Angular Domain Imaging (ADI) is a high resolution, ballistic imaging method that utilizes the angular spectrum of
photons to filter multiply-scattered photons which have a wide distribution of angles from ballistic and quasi-ballistic
photons which exit a scattering medium with a small distribution of angles around their original trajectory. An
advantage of the ADI method is that it is suitable with a wide variety of light sources, as it is not sensitive to coherence
or wavelength and does not require a pulsed source or a highly collimated beam.
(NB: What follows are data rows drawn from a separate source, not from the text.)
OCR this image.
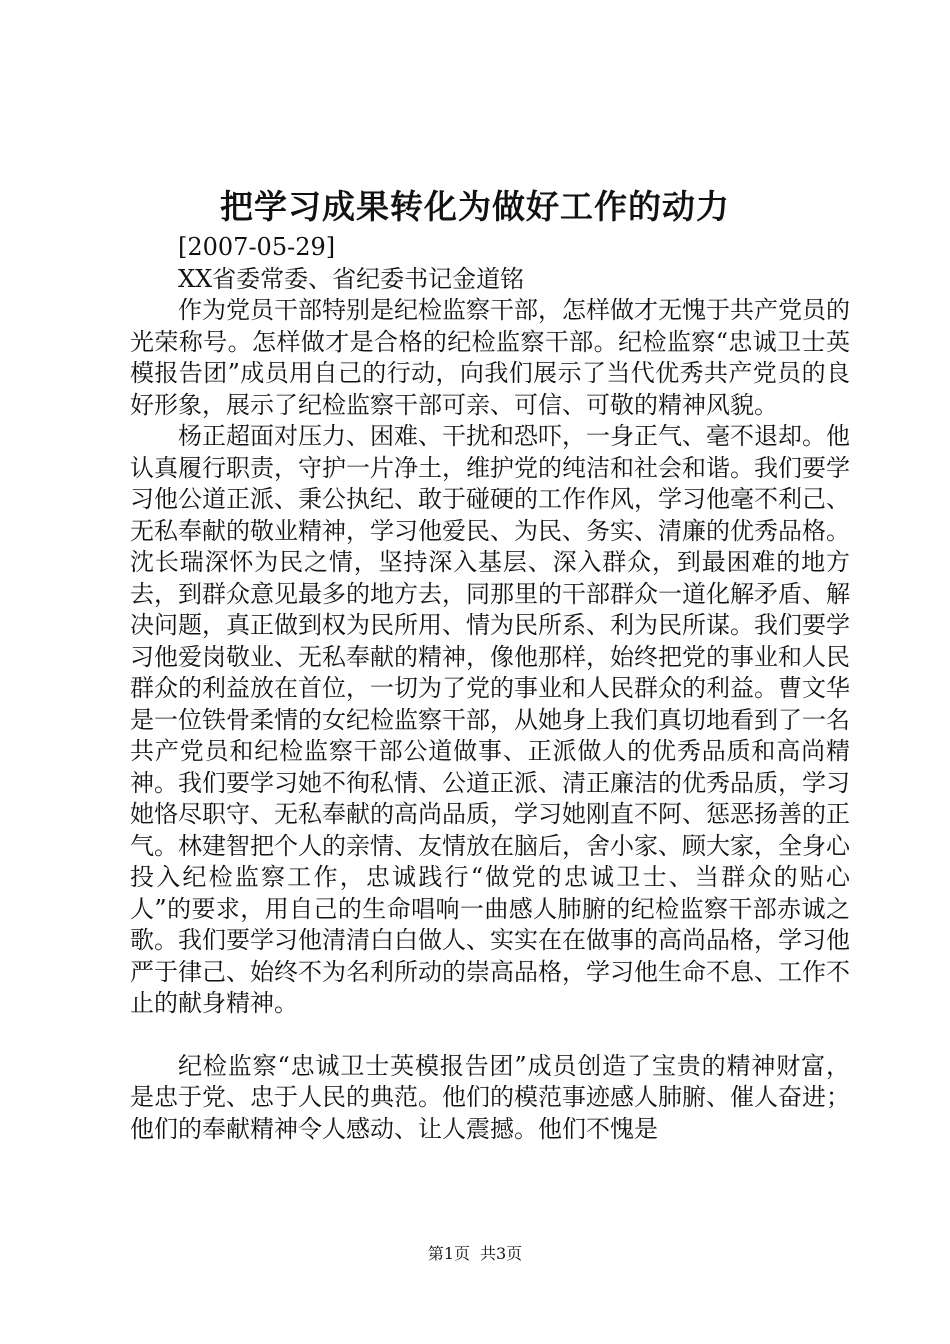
把学习成果转化为做好工作的动力
[2007-05-29]
XX省委常委、省纪委书记金道铭

作为党员干部特别是纪检监察干部，怎样做才无愧于共产党员的光荣称号。怎样做才是合格的纪检监察干部。纪检监察“忠诚卫士英模报告团”成员用自己的行动，向我们展示了当代优秀共产党员的良好形象，展示了纪检监察干部可亲、可信、可敬的精神风貌。

杨正超面对压力、困难、干扰和恐吓，一身正气、毫不退却。他认真履行职责，守护一片净土，维护党的纯洁和社会和谐。我们要学习他公道正派、秉公执纪、敢于碰硬的工作作风，学习他毫不利己、无私奉献的敬业精神，学习他爱民、为民、务实、清廉的优秀品格。沈长瑞深怀为民之情，坚持深入基层、深入群众，到最困难的地方去，到群众意见最多的地方去，同那里的干部群众一道化解矛盾、解决问题，真正做到权为民所用、情为民所系、利为民所谋。我们要学习他爱岗敬业、无私奉献的精神，像他那样，始终把党的事业和人民群众的利益放在首位，一切为了党的事业和人民群众的利益。曹文华是一位铁骨柔情的女纪检监察干部，从她身上我们真切地看到了一名共产党员和纪检监察干部公道做事、正派做人的优秀品质和高尚精神。我们要学习她不徇私情、公道正派、清正廉洁的优秀品质，学习她恪尽职守、无私奉献的高尚品质，学习她刚直不阿、惩恶扬善的正气。林建智把个人的亲情、友情放在脑后，舍小家、顾大家，全身心投入纪检监察工作，忠诚践行“做党的忠诚卫士、当群众的贴心人”的要求，用自己的生命唱响一曲感人肺腑的纪检监察干部赤诚之歌。我们要学习他清清白白做人、实实在在做事的高尚品格，学习他严于律己、始终不为名利所动的崇高品格，学习他生命不息、工作不止的献身精神。

纪检监察“忠诚卫士英模报告团”成员创造了宝贵的精神财富，是忠于党、忠于人民的典范。他们的模范事迹感人肺腑、催人奋进；他们的奉献精神令人感动、让人震撼。他们不愧是

第1页 共3页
We extend the ADI method to
transmissive imaging of scattering media using incoherent, collimated sources with a spatial filter comprised of a
converging lens (focal distance of 50 to 100 mm) and pinhole aperture (diameter of 100 to 500 μm) giving acceptances
angles of 0.06 to 0.6° to produce wide-beam, full-field images of planar, high contrast, phantom test objects through 5
cm thick scattering media at optical depths of up to 14.6 (scattered to ballistic photon ratio ≈ 2×106). Experimental
images, obtained using a 12 mm diameter beam produced by a
quartz-halogen incandescent source (beam divergence
angle 0.52°, beam power < 10 mW), demonstrate the advantages of this combination of broadband, incoherent source
and spatial filter: lack of interference artifacts seen with laser sources, ease of changing image magnification, simple
correlation between system geometry and resolution, and ease of spectral filtration to obtain multispectral images.
Monte Carlo simulation with angular tracking is used to validate the experimental results and determine system tradeoffs.